When I asked him the reason for the sudden change, he didn't seem too happy about it. Apparently his wife put the proverbial foot down. :P He was spending too much time on the game. As soon as he got home from work, on he was, and he'd stay on long past when he should be in bed for work the next day. When he wasn't playing it he was thinking about it. We all know the story, and I'm sure many of us have lived it. Thousands (maybe tens of thousands) don't call it EverCrack for nothing.
My first response: "GOOD: you'll be a better man for it". We all know the story about how this game can suck people in. I quit playing because I got sucked in. I was playing till after sunrise on the weekends, playing as soon as I got home from work, eating dinner at my desk, and so on. I'm not married, so I could get away with such things, but I missed a whole lot of life on the way. I'm out of EQLive now, and I'm writing a lot more, spending weekends at the gym, and am all around happier. I look forward to springtime with great anticipation.

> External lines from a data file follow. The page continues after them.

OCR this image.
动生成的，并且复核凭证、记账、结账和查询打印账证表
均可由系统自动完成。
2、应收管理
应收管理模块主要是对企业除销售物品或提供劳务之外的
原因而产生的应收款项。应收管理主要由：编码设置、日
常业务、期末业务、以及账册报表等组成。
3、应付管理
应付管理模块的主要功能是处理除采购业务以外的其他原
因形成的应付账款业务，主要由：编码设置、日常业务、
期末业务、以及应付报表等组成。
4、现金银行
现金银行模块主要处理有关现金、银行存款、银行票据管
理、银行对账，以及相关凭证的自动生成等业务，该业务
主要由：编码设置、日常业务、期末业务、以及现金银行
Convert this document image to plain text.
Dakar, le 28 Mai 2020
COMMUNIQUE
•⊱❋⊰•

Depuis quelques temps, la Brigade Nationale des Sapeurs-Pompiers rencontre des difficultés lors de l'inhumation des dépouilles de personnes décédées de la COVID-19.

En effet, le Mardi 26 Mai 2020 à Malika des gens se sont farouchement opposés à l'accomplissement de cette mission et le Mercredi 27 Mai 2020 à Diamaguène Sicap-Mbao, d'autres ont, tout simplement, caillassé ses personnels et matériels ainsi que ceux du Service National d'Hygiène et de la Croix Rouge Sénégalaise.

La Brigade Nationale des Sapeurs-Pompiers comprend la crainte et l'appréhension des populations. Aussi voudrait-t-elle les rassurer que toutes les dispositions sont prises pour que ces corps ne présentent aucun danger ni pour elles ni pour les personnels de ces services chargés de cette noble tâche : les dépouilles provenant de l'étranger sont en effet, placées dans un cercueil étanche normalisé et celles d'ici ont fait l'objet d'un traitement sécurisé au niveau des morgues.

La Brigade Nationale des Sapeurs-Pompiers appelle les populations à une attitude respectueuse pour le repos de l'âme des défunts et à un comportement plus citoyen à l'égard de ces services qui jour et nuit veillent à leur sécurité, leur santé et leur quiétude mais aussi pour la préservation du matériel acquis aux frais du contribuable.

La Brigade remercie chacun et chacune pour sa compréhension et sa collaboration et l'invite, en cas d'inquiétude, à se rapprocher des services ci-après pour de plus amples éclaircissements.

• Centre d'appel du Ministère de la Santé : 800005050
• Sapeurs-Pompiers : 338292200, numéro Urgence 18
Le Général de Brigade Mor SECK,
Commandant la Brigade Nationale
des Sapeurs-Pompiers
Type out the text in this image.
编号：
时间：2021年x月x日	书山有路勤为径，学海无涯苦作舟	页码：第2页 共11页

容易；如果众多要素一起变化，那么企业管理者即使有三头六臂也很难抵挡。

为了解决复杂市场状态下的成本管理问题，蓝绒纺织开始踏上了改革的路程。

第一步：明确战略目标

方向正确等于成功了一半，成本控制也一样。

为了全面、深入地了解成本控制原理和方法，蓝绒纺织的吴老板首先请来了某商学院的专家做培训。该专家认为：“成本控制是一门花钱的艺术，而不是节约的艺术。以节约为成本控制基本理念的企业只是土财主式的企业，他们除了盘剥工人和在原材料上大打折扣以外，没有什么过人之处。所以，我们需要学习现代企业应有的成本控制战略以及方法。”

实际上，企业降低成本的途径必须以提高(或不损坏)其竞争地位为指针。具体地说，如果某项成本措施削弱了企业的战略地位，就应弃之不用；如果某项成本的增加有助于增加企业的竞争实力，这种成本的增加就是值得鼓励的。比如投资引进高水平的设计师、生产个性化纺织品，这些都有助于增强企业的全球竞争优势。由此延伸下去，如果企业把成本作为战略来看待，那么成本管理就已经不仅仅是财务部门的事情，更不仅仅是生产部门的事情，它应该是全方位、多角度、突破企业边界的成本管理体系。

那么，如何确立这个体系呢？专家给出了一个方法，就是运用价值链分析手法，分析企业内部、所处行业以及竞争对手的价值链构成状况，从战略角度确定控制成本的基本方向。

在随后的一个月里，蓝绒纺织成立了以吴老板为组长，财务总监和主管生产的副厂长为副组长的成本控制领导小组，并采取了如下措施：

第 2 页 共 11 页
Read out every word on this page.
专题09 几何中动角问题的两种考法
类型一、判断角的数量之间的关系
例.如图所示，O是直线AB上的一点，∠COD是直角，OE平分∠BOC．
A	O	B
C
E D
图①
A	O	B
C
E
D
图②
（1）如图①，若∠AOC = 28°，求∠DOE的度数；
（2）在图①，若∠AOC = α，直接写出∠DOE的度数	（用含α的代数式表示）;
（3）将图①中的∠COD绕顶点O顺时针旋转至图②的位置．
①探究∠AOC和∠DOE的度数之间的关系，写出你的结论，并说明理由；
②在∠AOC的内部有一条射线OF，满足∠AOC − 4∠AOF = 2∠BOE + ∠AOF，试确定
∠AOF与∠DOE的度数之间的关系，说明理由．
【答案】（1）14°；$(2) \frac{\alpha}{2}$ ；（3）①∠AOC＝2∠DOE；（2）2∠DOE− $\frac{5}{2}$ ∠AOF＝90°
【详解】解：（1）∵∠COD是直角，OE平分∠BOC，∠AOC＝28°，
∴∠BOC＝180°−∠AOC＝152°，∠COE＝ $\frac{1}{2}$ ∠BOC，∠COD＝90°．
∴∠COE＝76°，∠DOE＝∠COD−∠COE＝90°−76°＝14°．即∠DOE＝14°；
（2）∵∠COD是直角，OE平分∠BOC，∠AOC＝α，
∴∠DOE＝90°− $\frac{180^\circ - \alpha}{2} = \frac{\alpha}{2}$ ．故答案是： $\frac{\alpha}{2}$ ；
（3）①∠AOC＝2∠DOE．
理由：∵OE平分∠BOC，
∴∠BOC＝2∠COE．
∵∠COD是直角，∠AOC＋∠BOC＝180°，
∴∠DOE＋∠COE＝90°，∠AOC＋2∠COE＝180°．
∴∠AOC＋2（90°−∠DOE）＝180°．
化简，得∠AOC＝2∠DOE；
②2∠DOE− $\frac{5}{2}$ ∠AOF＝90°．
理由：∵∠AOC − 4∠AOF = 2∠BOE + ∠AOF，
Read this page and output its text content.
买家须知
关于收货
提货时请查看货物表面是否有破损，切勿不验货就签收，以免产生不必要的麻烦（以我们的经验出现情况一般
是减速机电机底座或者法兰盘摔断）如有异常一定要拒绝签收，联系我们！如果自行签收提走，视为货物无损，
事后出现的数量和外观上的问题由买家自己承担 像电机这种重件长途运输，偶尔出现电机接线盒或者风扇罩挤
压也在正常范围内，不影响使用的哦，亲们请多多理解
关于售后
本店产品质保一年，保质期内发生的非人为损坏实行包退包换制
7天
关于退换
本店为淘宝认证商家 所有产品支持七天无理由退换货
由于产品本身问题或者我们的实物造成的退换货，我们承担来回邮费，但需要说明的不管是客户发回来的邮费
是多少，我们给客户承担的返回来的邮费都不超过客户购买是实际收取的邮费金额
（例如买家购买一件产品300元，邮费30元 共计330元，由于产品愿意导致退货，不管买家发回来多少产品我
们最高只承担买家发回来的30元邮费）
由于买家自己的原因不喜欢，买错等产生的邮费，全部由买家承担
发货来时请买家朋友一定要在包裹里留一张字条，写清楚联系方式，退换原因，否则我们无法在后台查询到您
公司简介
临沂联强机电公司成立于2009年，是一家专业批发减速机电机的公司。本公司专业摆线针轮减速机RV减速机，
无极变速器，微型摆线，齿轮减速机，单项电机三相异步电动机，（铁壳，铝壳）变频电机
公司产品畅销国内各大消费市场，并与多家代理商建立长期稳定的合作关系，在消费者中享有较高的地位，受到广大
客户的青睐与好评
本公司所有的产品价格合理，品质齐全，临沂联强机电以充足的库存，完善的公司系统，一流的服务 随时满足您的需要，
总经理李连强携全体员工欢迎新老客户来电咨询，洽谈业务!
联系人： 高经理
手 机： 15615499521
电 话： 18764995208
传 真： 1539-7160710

One thought I took away from my conversation with him tonight was what this behavior says about life. Perhaps I'm reading too much into it, but it seems that our eagerness to embrace an alternate life, even a virtual one, represents a severe indictment of reality. When I played EQLive, stories abounded about how certain people, who were the sweetest, nicest, seemingly most well-adjusted people ingame had serious problems and voids in real life.
I can't help but shudder and wonder, have we lost something, as a people, as a culture, that drives us to escape our existence? I think there is something that we lack, and that we desire, but I don't know what it is. I'm presently writing a book, a fictional story, and I'm acutely aware that it takes place in a fantasy world. Part of that is simply because I like fantasy in general, but I can't help but look at the popularity of fantasy and wonder how much of it stems from our need to escape, and what is driving us to want to.